When my friends and I were up in Sacramento at the FSSP parish, Diep decided to buy half the bookstore's stock of olive oil (it had the St. Stephen's label on it). She took the box of a dozen bottles to the sacristy and set it on a table for Father to bless. He found the book of old-school blessings, all of them in Latin-- the FSSP performs all the rites as they were done before the updates of the 1960's. The blessing for oil was quite long and it took him a while to read it; then when he was finally done he sprinkled holy water on the bottles and looked up with the beginnings of a grin on his face. "That's quite a blessing," he said. He read us the English translation, which began, "Thou creature of oil, I purge thee of evil," and continued, "Let the adversary's power, the devil's legions, and all Satan's attacks and phantoms be dispelled and driven afar from this oil..."
After all that, we can hardly use it for any mundane frying!

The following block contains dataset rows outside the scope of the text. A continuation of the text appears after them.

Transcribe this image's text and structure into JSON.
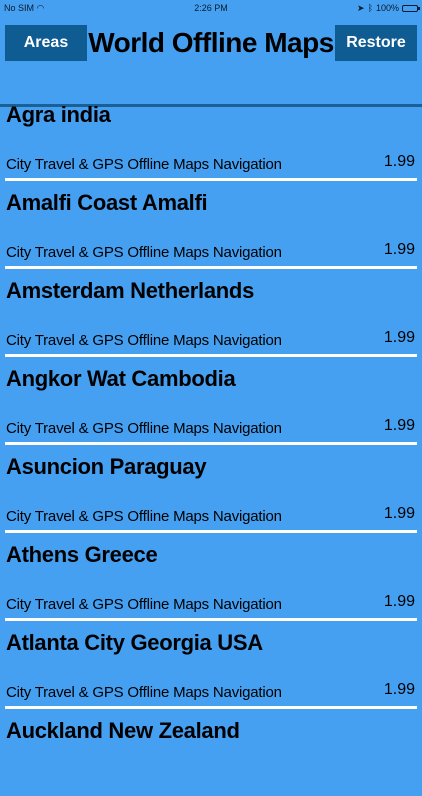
{
  "status_bar": {
    "carrier": "No SIM",
    "time": "2:26 PM",
    "battery": "100%"
  },
  "header": {
    "left_button": "Areas",
    "title": "World Offline Maps",
    "right_button": "Restore"
  },
  "items": [
    {
      "title": "Agra india",
      "subtitle": "City Travel & GPS Offline Maps Navigation",
      "price": "1.99"
    },
    {
      "title": "Amalfi Coast Amalfi",
      "subtitle": "City Travel & GPS Offline Maps Navigation",
      "price": "1.99"
    },
    {
      "title": "Amsterdam Netherlands",
      "subtitle": "City Travel & GPS Offline Maps Navigation",
      "price": "1.99"
    },
    {
      "title": "Angkor Wat Cambodia",
      "subtitle": "City Travel & GPS Offline Maps Navigation",
      "price": "1.99"
    },
    {
      "title": "Asuncion Paraguay",
      "subtitle": "City Travel & GPS Offline Maps Navigation",
      "price": "1.99"
    },
    {
      "title": "Athens Greece",
      "subtitle": "City Travel & GPS Offline Maps Navigation",
      "price": "1.99"
    },
    {
      "title": "Atlanta City Georgia USA",
      "subtitle": "City Travel & GPS Offline Maps Navigation",
      "price": "1.99"
    },
    {
      "title": "Auckland New Zealand"
    }
  ],
  "colors": {
    "background": "#45a0f2",
    "button": "#0f5c93",
    "divider": "#ffffff"
  }
}
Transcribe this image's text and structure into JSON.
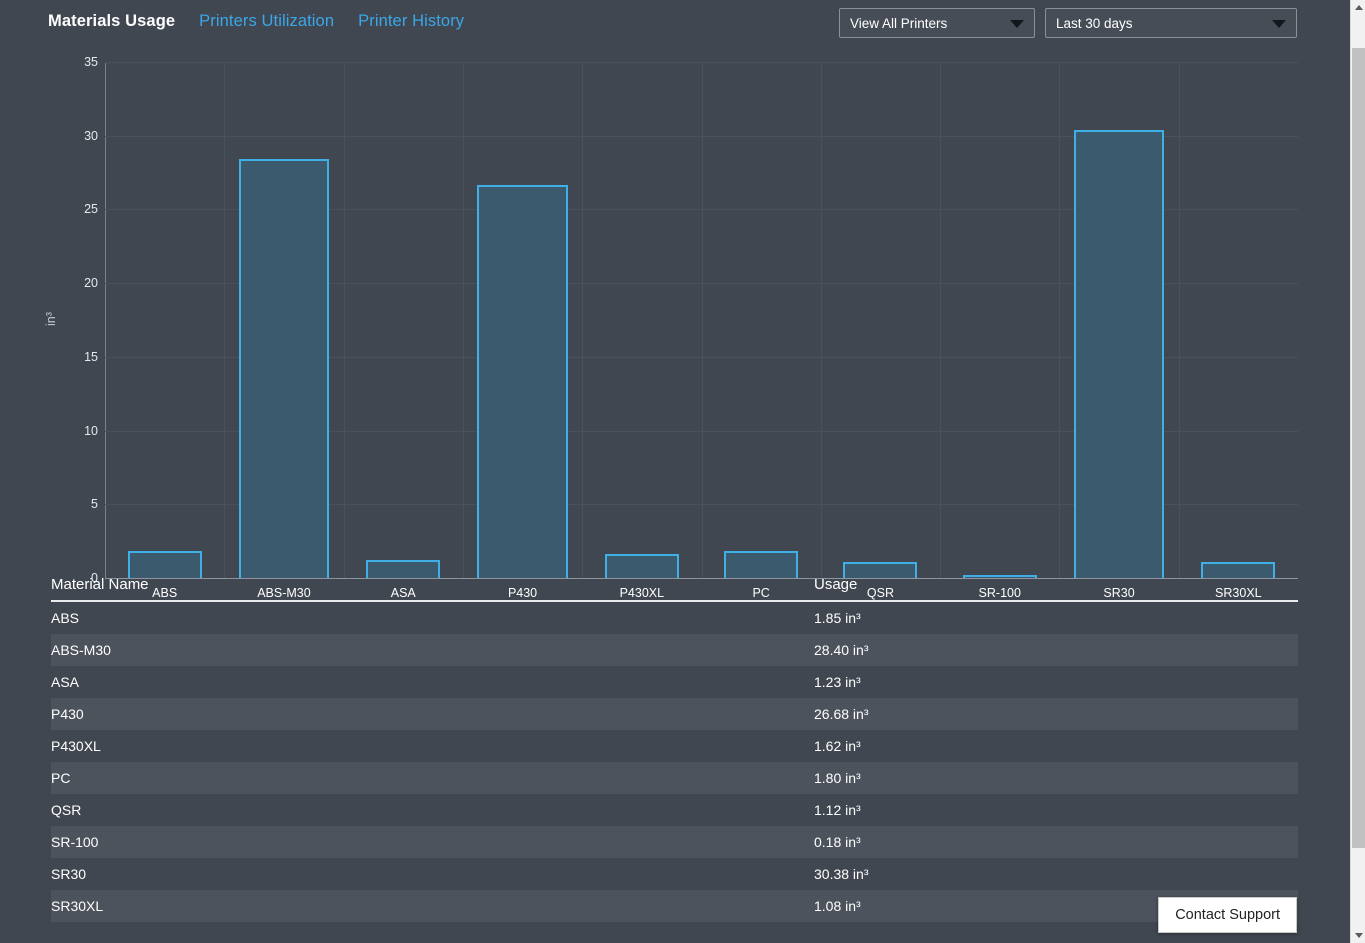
{
  "header": {
    "tabs": [
      {
        "label": "Materials Usage",
        "active": true
      },
      {
        "label": "Printers Utilization",
        "active": false
      },
      {
        "label": "Printer History",
        "active": false
      }
    ],
    "printer_select": {
      "value": "View All Printers",
      "icon": "chevron-down-icon"
    },
    "range_select": {
      "value": "Last 30 days",
      "icon": "chevron-down-icon"
    }
  },
  "chart_data": {
    "type": "bar",
    "title": "",
    "xlabel": "",
    "ylabel": "in³",
    "ylim": [
      0,
      35
    ],
    "yticks": [
      0,
      5,
      10,
      15,
      20,
      25,
      30,
      35
    ],
    "grid": true,
    "legend": "none",
    "bar_color": "#3b5a6d",
    "bar_border_color": "#3fb0e6",
    "categories": [
      "ABS",
      "ABS-M30",
      "ASA",
      "P430",
      "P430XL",
      "PC",
      "QSR",
      "SR-100",
      "SR30",
      "SR30XL"
    ],
    "values": [
      1.85,
      28.4,
      1.23,
      26.68,
      1.62,
      1.8,
      1.12,
      0.18,
      30.38,
      1.08
    ]
  },
  "table": {
    "columns": [
      "Material Name",
      "Usage"
    ],
    "rows": [
      {
        "name": "ABS",
        "usage": "1.85 in³"
      },
      {
        "name": "ABS-M30",
        "usage": "28.40 in³"
      },
      {
        "name": "ASA",
        "usage": "1.23 in³"
      },
      {
        "name": "P430",
        "usage": "26.68 in³"
      },
      {
        "name": "P430XL",
        "usage": "1.62 in³"
      },
      {
        "name": "PC",
        "usage": "1.80 in³"
      },
      {
        "name": "QSR",
        "usage": "1.12 in³"
      },
      {
        "name": "SR-100",
        "usage": "0.18 in³"
      },
      {
        "name": "SR30",
        "usage": "30.38 in³"
      },
      {
        "name": "SR30XL",
        "usage": "1.08 in³"
      }
    ]
  },
  "contact_support": {
    "label": "Contact Support"
  },
  "scrollbar": {
    "up_icon": "caret-up-icon",
    "down_icon": "caret-down-icon"
  },
  "colors": {
    "background": "#414750",
    "accent": "#3ba7e8",
    "bar_border": "#3fb0e6",
    "bar_fill": "#3b5a6d",
    "row_alt": "#4d535c"
  }
}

The feast of St. John the Apostle arrived on December 27, and we learned that there's an old custom of blessing wine after Mass, with a special blessing that's only allowed to be said on that particular day. (There's a story that St. John once drank poisoned wine without any harm; that's where the custom comes from.) I don't know if any NO parishes still do this, but the FSSP does. The wine blessing was even longer than the oil blessing; I think you can find it here but I'm not positive since it was in Latin. We took a big bottle of blessed wine home and drank it together on New Year's Eve. I haven't acquired the taste for red wine so I sort of had to choke down my half glass. It gave me warm fuzzies. I promptly fell asleep at the table. But I'm sure I was granted spiritual gladness and every other nice thing the priest asked for in the blessing. :)
2 comments:
Great post! Yes, we are blessed to have Priests willing to use the weapons Holy Mother Church gives us. We certainly need them.